James’ care is currently the responsibility of his older brother, Brian, whom CBI contracted to provide James with the government-approved therapy. Brian recently received a certificate from the Gateway Society Autism Training Program, which gives Brian the necessary skills to work with his brother, something he is excited about. “I want to see my brother grow and become a better person,” Brian said in an email. “By me working with him, I feel it will help James in social skills, behavior, and help him interact with people.”
For Linda Cucek, having Brian work with James in a professional capacity and not just as siblings is the best of both worlds. The two brothers are only 18 months apart, and despite James’ autism, the two are usually on the same page, Linda said. “Brian is very excited, he feels that he can really help his brother,” she says. “Being so close in age, they’ve been together for a long time.
Finally there will be somebody with the knowledge James’ needs.”
When the film Rain Man was released in 1988, most people associated autism with the ability to count toothpicks, cheat at blackjack and walk around with Tom Cruise. For the vast majority of those with autism, however, the affliction came with no earth-shattering abilities. James is one of the lucky ones. In a world where people with autism can be trapped in their own worlds without the ability to communicate with others, James is verbal (“extremely verbal” his mother laughs). He is also uniquely blessed on the piano.

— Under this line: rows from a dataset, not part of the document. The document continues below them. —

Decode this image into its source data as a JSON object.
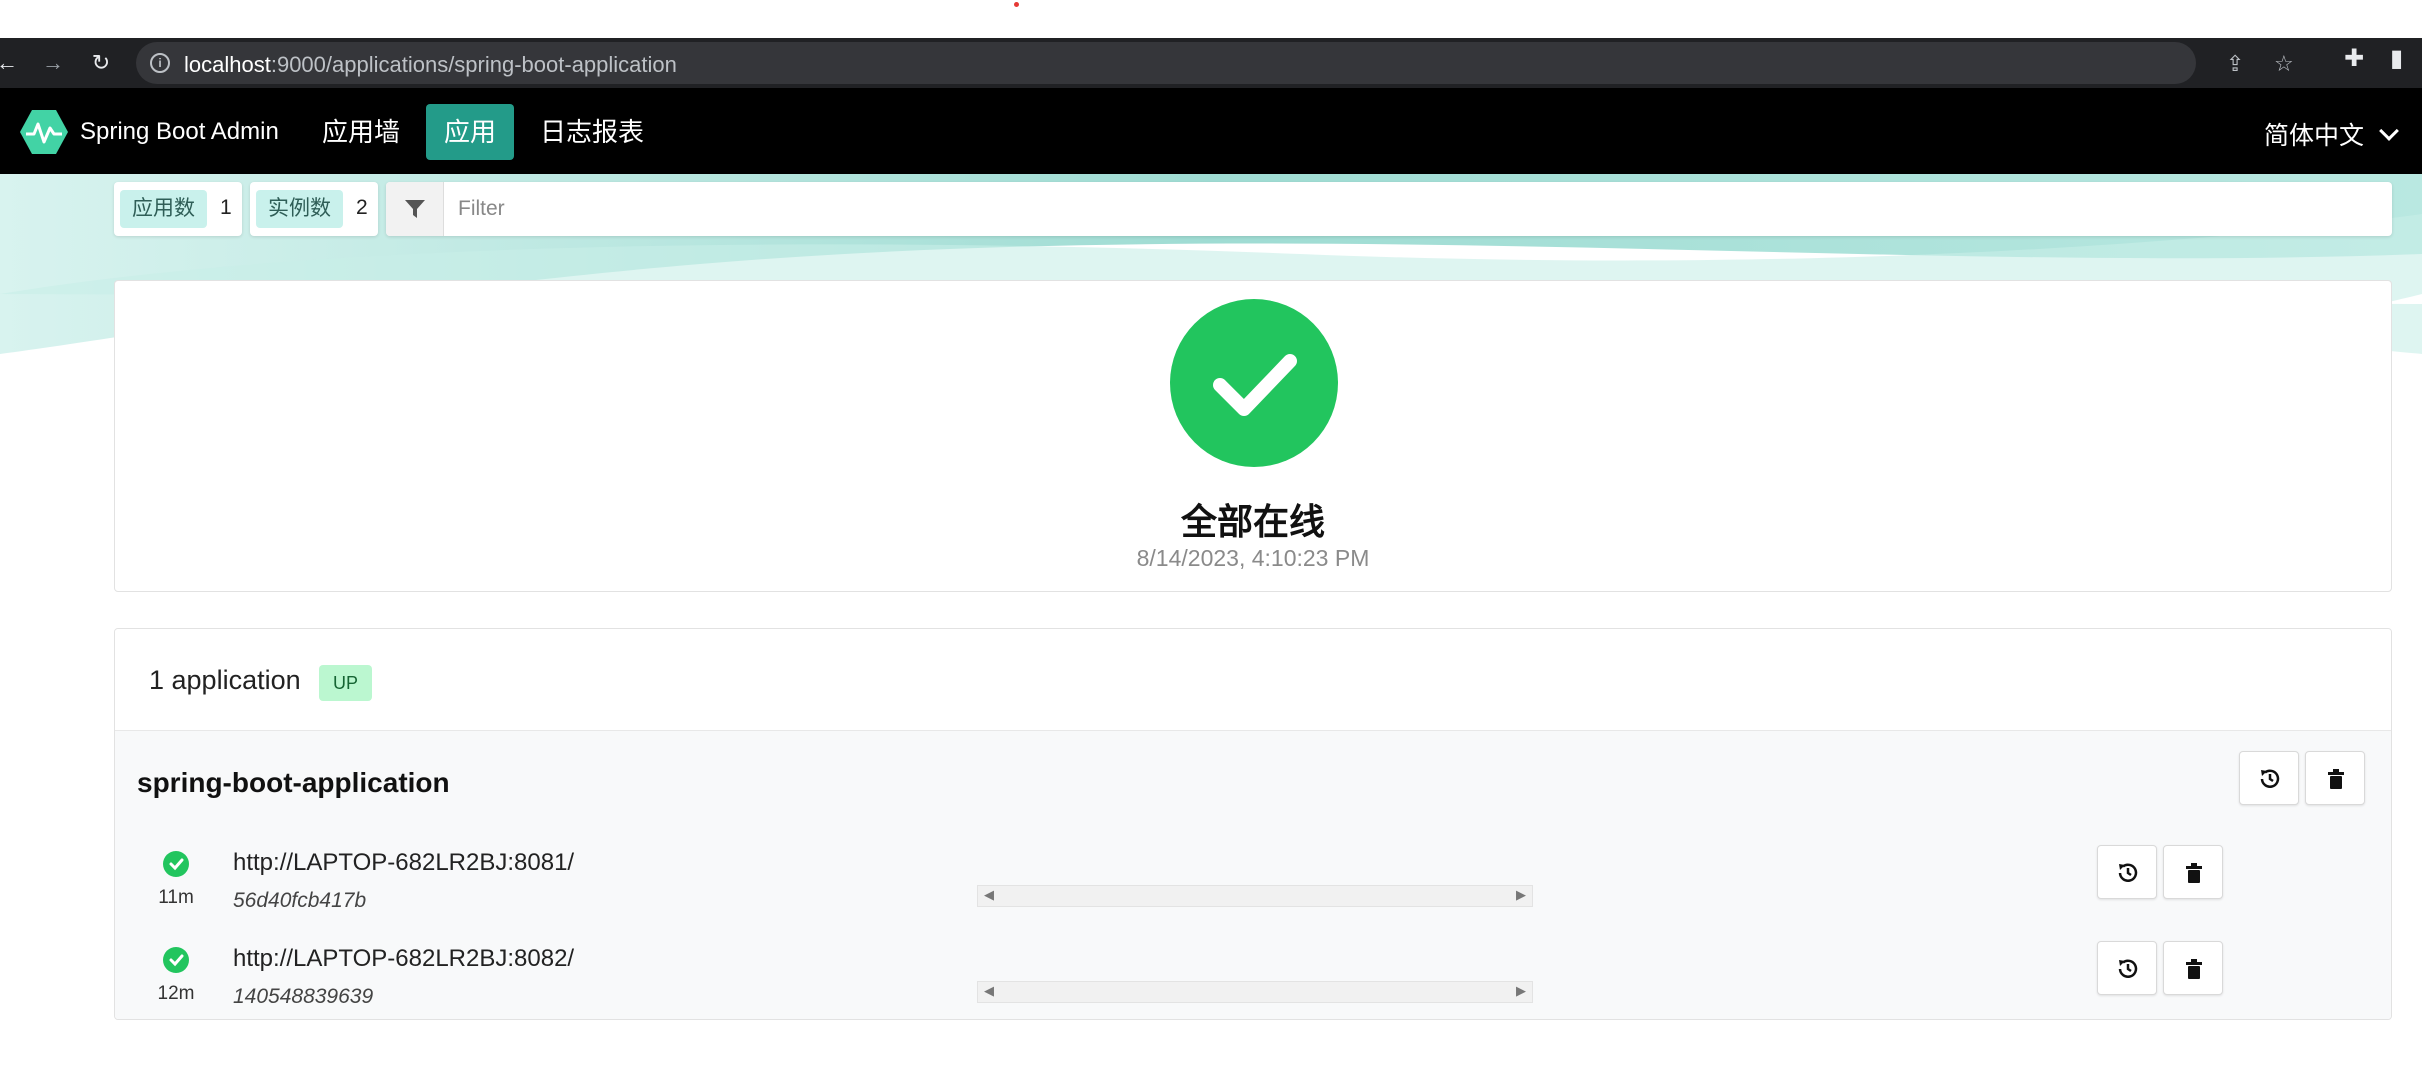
{
  "browser": {
    "url_host": "localhost",
    "url_rest": ":9000/applications/spring-boot-application"
  },
  "nav": {
    "brand": "Spring Boot Admin",
    "items": [
      {
        "label": "应用墙"
      },
      {
        "label": "应用"
      },
      {
        "label": "日志报表"
      }
    ],
    "active_item": "应用",
    "language": "简体中文"
  },
  "filter": {
    "apps_label": "应用数",
    "apps_count": "1",
    "instances_label": "实例数",
    "instances_count": "2",
    "placeholder": "Filter"
  },
  "status": {
    "title": "全部在线",
    "timestamp": "8/14/2023, 4:10:23 PM",
    "color": "#22c55e"
  },
  "applications": {
    "summary": "1 application",
    "badge": "UP",
    "app": {
      "name": "spring-boot-application",
      "instances": [
        {
          "url": "http://LAPTOP-682LR2BJ:8081/",
          "id": "56d40fcb417b",
          "age": "11m"
        },
        {
          "url": "http://LAPTOP-682LR2BJ:8082/",
          "id": "140548839639",
          "age": "12m"
        }
      ]
    }
  },
  "colors": {
    "accent": "#239b89",
    "up_badge_bg": "#bbf7d0"
  }
}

Since first sitting down at a piano at age 4, James has progressed light years beyond the normal pianist, often playing back compositions by ear. “He’s never even had a lesson,” his mother said. “He started when he was four with a toy piano we got him for Christmas. “I remember thinking, ‘How could he play like this?'”
Today, James composes his own music. Linda said that it is the one thing that makes her son forget that has a disability and allows him to express himself. “That’s his world,” she said. The inspiration for Rain Man Kim Peek, befriended James after hearing about his story. Since they first met several years ago, Peek and his father, Fran, have encouraged the Cuceks to never stop fighting for their son. Fran encouraged them in a letter to remember his son’s message: Learn to recognize and respect differences in others and treat them as you want them to treat you.
With a former U.S. Marine, a loving brother, and the inspiration for an Oscar-winning movie in his corner, James Cucek has some powerful advocates in his corner. Whether he receives the treatment his family has fought so hard for or not, James is in the position to succeed.
Linda hopes her training as a soldier rubs off on her son, because of the lessons it taught her. “They put you through a lot, but they teach you to never give up,” she says.